Remove short ribs and sauté onion, celery and carrots till lightly browned. Add the garlic and sauté for another 30 seconds till fragrant. Add in the tomato paste and stir for another 4-5 minutes. Add wine and scrape the bottom of the pan. Lower the heat and reduce the liquid till half remains. Return short ribs to the pan and add 2 cups of water. Add the bay leaves and cover. Place in the oven for 3 hours. Check it occasionally to add more water if needed. For the last half hour remove lid.

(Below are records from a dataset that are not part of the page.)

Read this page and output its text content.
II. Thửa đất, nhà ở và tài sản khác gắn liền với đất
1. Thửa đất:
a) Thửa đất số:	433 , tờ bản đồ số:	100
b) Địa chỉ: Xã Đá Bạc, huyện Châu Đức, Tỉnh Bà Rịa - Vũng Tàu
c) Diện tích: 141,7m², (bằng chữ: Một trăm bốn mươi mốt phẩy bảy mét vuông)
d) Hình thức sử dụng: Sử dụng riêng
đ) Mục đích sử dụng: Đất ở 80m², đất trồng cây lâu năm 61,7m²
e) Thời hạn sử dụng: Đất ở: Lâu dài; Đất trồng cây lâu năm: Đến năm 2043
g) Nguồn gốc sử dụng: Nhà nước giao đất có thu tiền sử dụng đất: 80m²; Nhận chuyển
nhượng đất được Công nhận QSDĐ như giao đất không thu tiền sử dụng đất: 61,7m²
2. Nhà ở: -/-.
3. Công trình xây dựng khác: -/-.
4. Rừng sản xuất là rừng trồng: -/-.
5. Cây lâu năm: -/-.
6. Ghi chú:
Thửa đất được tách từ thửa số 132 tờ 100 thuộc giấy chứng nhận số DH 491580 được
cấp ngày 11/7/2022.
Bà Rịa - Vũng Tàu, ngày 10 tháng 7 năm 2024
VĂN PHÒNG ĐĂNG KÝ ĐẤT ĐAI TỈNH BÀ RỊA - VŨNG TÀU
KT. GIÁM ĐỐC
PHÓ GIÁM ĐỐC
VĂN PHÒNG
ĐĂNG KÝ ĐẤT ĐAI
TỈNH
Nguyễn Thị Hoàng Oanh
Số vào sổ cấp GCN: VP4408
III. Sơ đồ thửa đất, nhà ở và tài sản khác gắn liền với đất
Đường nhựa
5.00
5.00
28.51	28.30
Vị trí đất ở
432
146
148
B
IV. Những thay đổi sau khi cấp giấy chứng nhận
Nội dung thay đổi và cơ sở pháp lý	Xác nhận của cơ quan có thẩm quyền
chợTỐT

Let cook and pull meat apart with two forks. Add in liquid from the meat till wet, but not dripping. Reserve.
Muffins:
Preheat oven to 400 degrees Fahrenheit. Grease mini muffin pan line with spray.
In a large bowl, mix together corn meal, flour, sugar, baking powder and salt. Add egg, oil and milk. Sir to combine and pour in muffin tin.
Bake for 10 to 15 minutes, or until a toothpick inserted into a muffin comes out clean.
To assemble: When cool, carefully cut out an indent in the middle of each muffin. fill with about a teaspoon of short ribs and top with a small dollop of cranberry sauce. Cover pan and place in a 300 degree oven for about 5-10 minutes before serving. Serve warm.
Double Stuffed Mini Baked Potatoes with Beorows
2 Lbs. of Red Potatoes
2 Tbs. Earth Balance
4 Tbs. Almond Milk or Soy Milk, unsweetened
1 Package of JoBurg Boerows, cut on a bias
1 Container of Tofutti Sour Cream
2 Scallions, cut on a bias, green parts only
Preheat oven to 400 degree Fahrenheit.
Put potatoes in a large pot, cover completely with water and 1/2 tsp salt. Bring to a boil. Boil until fork tender (about 8-10 minutes). Drain the potatoes and let cool. Cut each potato in half crosswise. Carefully use a small melon baller to scoop out the center of each potato. Be sure to leave about a 1/4-inch thick shell.
Place the scooped potato pulp in a pot and place on stove. Add the soy/almond milk and earth balance and stir till fully melted and incorporated.
Line boerows on a parchment lined baking sheet and bake for 10 minutes until browned.
Scoop mashed potatoes into each potato half, top with a piece of sausage, a dollop of Tofutti sour cream and sprinkle with scallions. Serve warm.